What is personal branding, and just how important is it? With the online digital revolution in full swing, the art of how people market themselves and their career as a ‘brand’ is a frequent water cooler and dinner party topic of discussion. It seems we are constantly receiving emails from various social media websites inviting us to join and post our profile online for ‘free’.
Whilst previous self-help management techniques were about self-improvement, the personal-branding concept instead suggests that success comes from self-packaging—how you present yourself to your target audience. How can we create a memorable, positive and professional online brand and why is this important for HR professionals?
LinkedIn power profiles
Professional networking site LinkedIn has recently unveiled Hong Kong’s Power Profiles list of the 41 most-viewed LinkedIn profiles. This list includes the people whose pages receive the highest number of hits out of the 600,000 people using the site in Hong Kong.
Hong Kong’s Power Profiles list includes C-suite professionals, senior executives and entrepreneurs from industries spanning human resources, technology, the internet, finance, retail and marketing & advertising.
Commenting on the development, Nellie Chan, Director Southeast and North Asia, LinkedIn opined, “Hong Kong is one of the most competitive talent markets in the region serving as the regional hub for many international companies. As a result, having the right skills and connections plays a key role in professional growth and development.”
LinkedIn recommends these quick steps to build an effective profile:
1. Add a position
2. Add at least three skills
3. Add your education
4. Add your industry
5. Add your photo
The right ‘guanxi’
People often speak about the extreme importance of networking in Hong Kong and Asia in general, and the greater emphasis placed on ‘knowing the right people’ in comparison to the lower relative importance of this phenomenon in the west.
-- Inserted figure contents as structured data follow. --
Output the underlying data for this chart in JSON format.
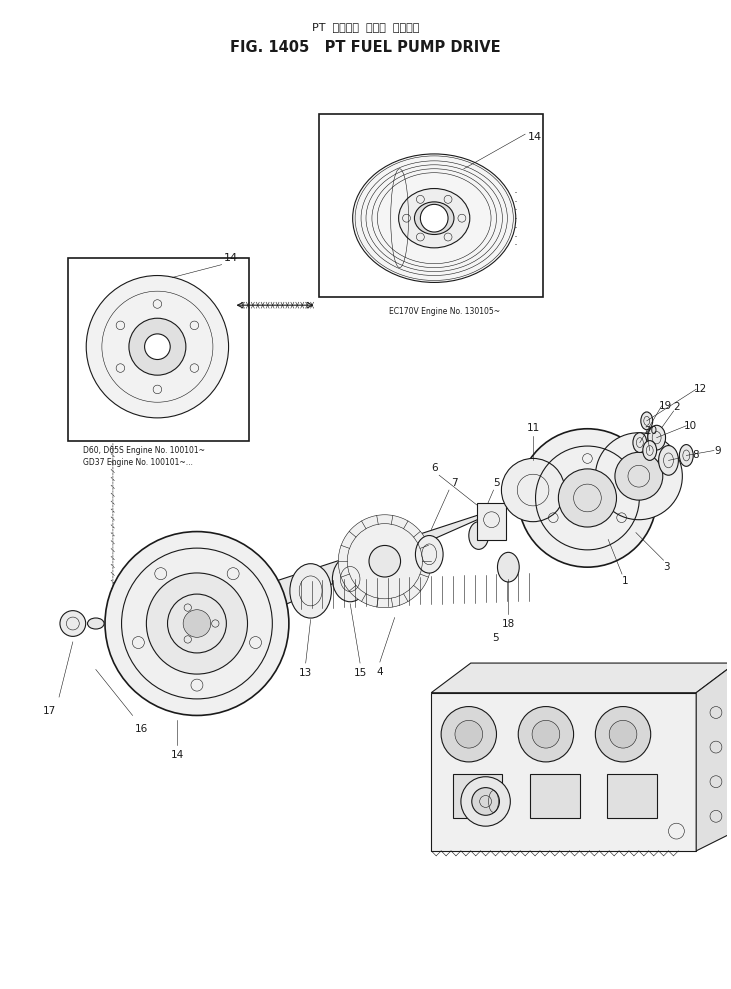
{
  "title_japanese": "PT フェエル ポンプ ドライブ",
  "title_english": "FIG. 1405  PT FUEL PUMP DRIVE",
  "bg_color": "#ffffff",
  "line_color": "#1a1a1a",
  "fig_width": 7.31,
  "fig_height": 9.89,
  "dpi": 100,
  "annotation_top": "EC170V Engine No. 130105~",
  "annotation_bottom_line1": "D60, D65S Engine No. 100101~",
  "annotation_bottom_line2": "GD37 Engine No. 100101~..."
}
When companies in Hong Kong hire; internal recruiting, referrals and recommendations are frequently now the first actions in HR’s attempt at filling a vacancy, as opposed to simply posting a job advertisement or contacting a recruitment company. Much of LinkedIn’s success in the Asia region (and in particular Greater China) can be attributed to the fact that people perceive networking to have a higher priority here than they do in the USA, UK or Australia.
Thousands of daily hits
In theory, having a Power Profile and a substantial view count on your profile will lead to increased job offers, business proposals, services offered and general networking opportunities. According to Chan, “The list includes those LinkedIn members in Hong Kong who truly understand the need for personal branding. Many of them are seeing the value of investing time in LinkedIn to build and reinforce their personal brand, grow their connections and obtain insights.”
Know thy neighbour
HR departments may take advantage of LinkedIn for a number of important reasons. Being able to identify, communicate with, and hire top talent for practically zero cost (besides time) is a godsend for many companies, particularly those SMEs that don’t have the luxuries of a large recruiting budget. However, what are the drawbacks of personal branding?
People can write whatever—and be whoever—they want on LinkedIn. If someone has limited experience in a field they want to enter, they can always ‘window dress’ their profile to buffer-up their experience. After all, white lies on LinkedIn can’t get you into the same kind of trouble with fraud as a factually-incorrect CV, can it?
In an effort to lead to greater transparency in substantiating peoples’ claims of expertise, LinkedIn has created the Skills & Expertise section, where people can ‘endorse’ someone based on the skills they perceive that person has. But would people think very carefully before endorsing a colleague or friend for skills they do not really have, or would they simple click willy-nilly, in the hope that the target person then reciprocates the favour?
Whilst LinkedIn is a fantastically powerful and inexpensive tool for HR and recruiting teams to take full advantage of, it is important to identify and understand the potential drawbacks that come with the self-packaging phenomenon and the rise of personal-branding social networking.